Bubblegum Music Is The Naked Truth edited by Kim Cooper and David Smay (Feral/Publishers Group West), 327 pages, $30.95 paper. Rating: NNN


Bubblegum Music has received a bad rap over the years. Trashed by critics — except maybe Lester Bangs — and reviled by serious music fans as teenybopper schlock, bubblegum is easily the least respected musical genre. In their highly informative and often hilarious book, editors David Smay and Kim Cooper seek to change this poor public opinion by driving home their thesis that bubblegum is the purest form of pop music around.

A large number of writers help define what bubblegum music is, and discuss the artists, producers and labels behind it.

Highlights include a hilarious discussion between Carl Cafarelli and Gary Pig Gold about whether or not the Monkees are truly bubblegum, Becky Ebenkamp’s exploration of the sexual undertones of the genre’s seemingly harmless lyrics and a truly bizarre bubblegum fantasy piece about the Partridge Family Temple.
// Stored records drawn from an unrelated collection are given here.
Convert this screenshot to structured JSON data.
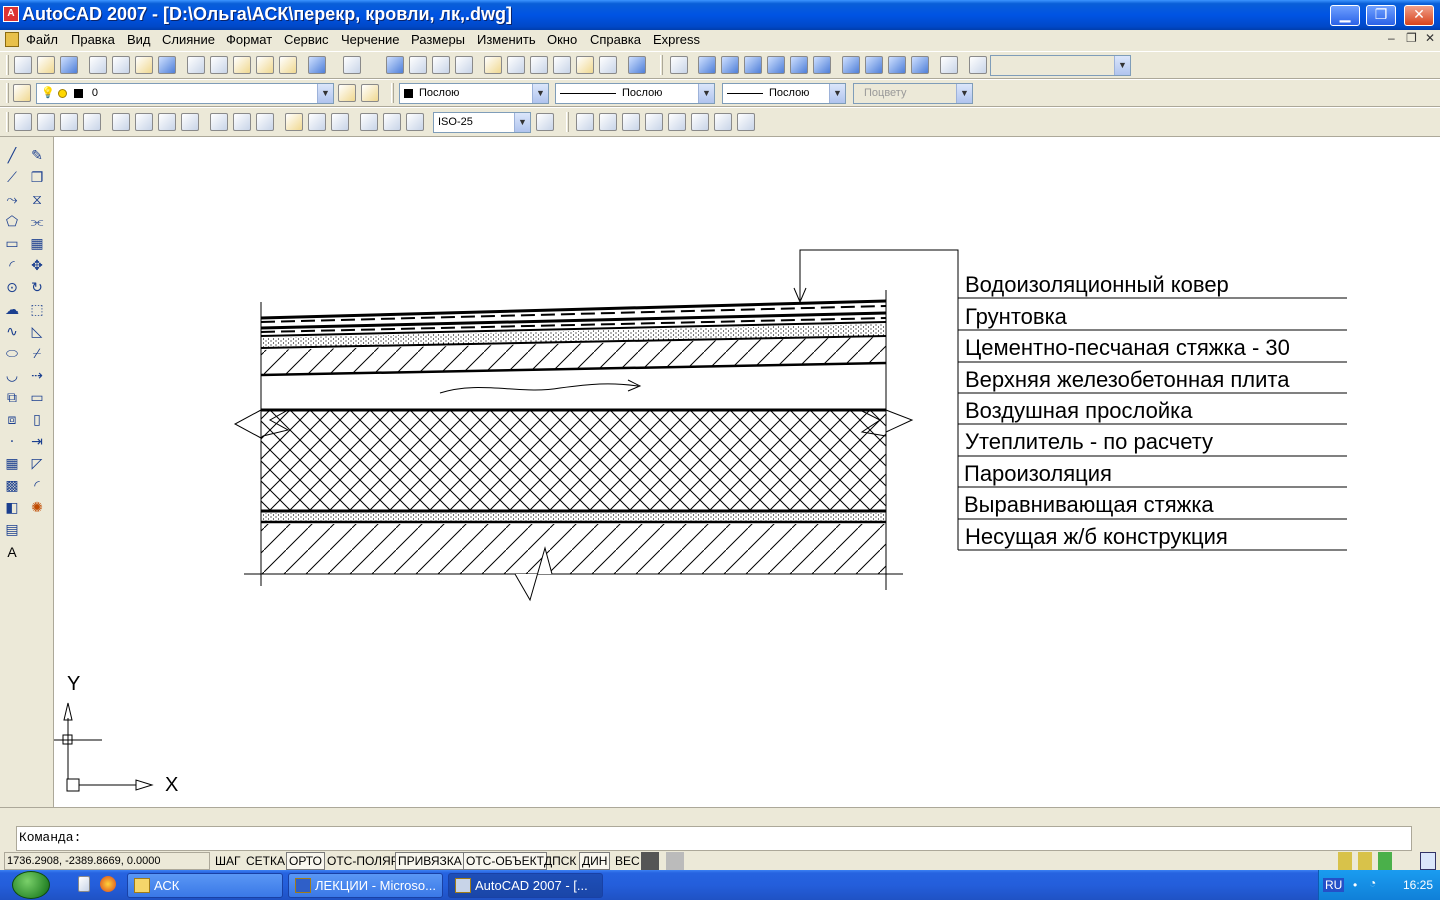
{
  "window": {
    "title": "AutoCAD 2007 - [D:\\Ольга\\АСК\\перекр, кровли, лк,.dwg]",
    "minimize": "▁",
    "maximize": "❐",
    "close": "✕"
  },
  "menu": {
    "items": [
      "Файл",
      "Правка",
      "Вид",
      "Слияние",
      "Формат",
      "Сервис",
      "Черчение",
      "Размеры",
      "Изменить",
      "Окно",
      "Справка",
      "Express"
    ],
    "mdi_controls": [
      "–",
      "❐",
      "✕"
    ]
  },
  "properties_toolbar": {
    "layer": "0",
    "color": "Послою",
    "linetype": "Послою",
    "lineweight": "Послою",
    "plotstyle": "Поцвету"
  },
  "dim_toolbar": {
    "dimstyle": "ISO-25"
  },
  "drawing": {
    "layers_legend": [
      "Водоизоляционный ковер",
      "Грунтовка",
      "Цементно-песчаная стяжка - 30",
      "Верхняя железобетонная плита",
      "Воздушная прослойка",
      "Утеплитель - по расчету",
      "Пароизоляция",
      "Выравнивающая стяжка",
      "Несущая ж/б конструкция"
    ],
    "ucs": {
      "x_label": "X",
      "y_label": "Y"
    }
  },
  "command": {
    "prompt": "Команда:"
  },
  "status": {
    "coordinates": "1736.2908, -2389.8669, 0.0000",
    "toggles": [
      "ШАГ",
      "СЕТКА",
      "ОРТО",
      "ОТС-ПОЛЯР",
      "ПРИВЯЗКА",
      "ОТС-ОБЪЕКТ",
      "ДПСК",
      "ДИН",
      "ВЕС"
    ],
    "toggles_on": [
      "ОРТО",
      "ПРИВЯЗКА",
      "ОТС-ОБЪЕКТ",
      "ДИН"
    ]
  },
  "taskbar": {
    "buttons": [
      "АСК",
      "ЛЕКЦИИ - Microso...",
      "AutoCAD 2007 - [..."
    ],
    "active": "AutoCAD 2007 - [...",
    "language": "RU",
    "clock": "16:25"
  },
  "colors": {
    "titlebar": "#0054e3",
    "canvas": "#ffffff",
    "chrome": "#ece9d8",
    "taskbar": "#245edb"
  }
}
Occasionally, the ultra-subjectivity gets out of hand, as when Elton John, Black Sabbath and even Sgt. Pepper are unmercifully dismissed while the writers gush over bubble acts like the Archies and the Turtles.

Nearly every passage shines a positive light on its subject, except for Greg Shaw’s piece on the ego-ridden Don Kirshner — the guy who insisted his name be part of the TV show title Don Kirshner’s Midnight Special — who, Shaw reports, gave him the runaround when he was supposed to be assisting the producer to develop a documentary about him.

This book serves best as an encyclopedia for music geeks rather than as a cover-to-cover read — the producer and record label sections are far from essential. But as a recent argument between two of my teachers over whether ABBA are or are not a legitimate pop act proves, rock and roll needs defining statements — and for bubblegum, this book is it.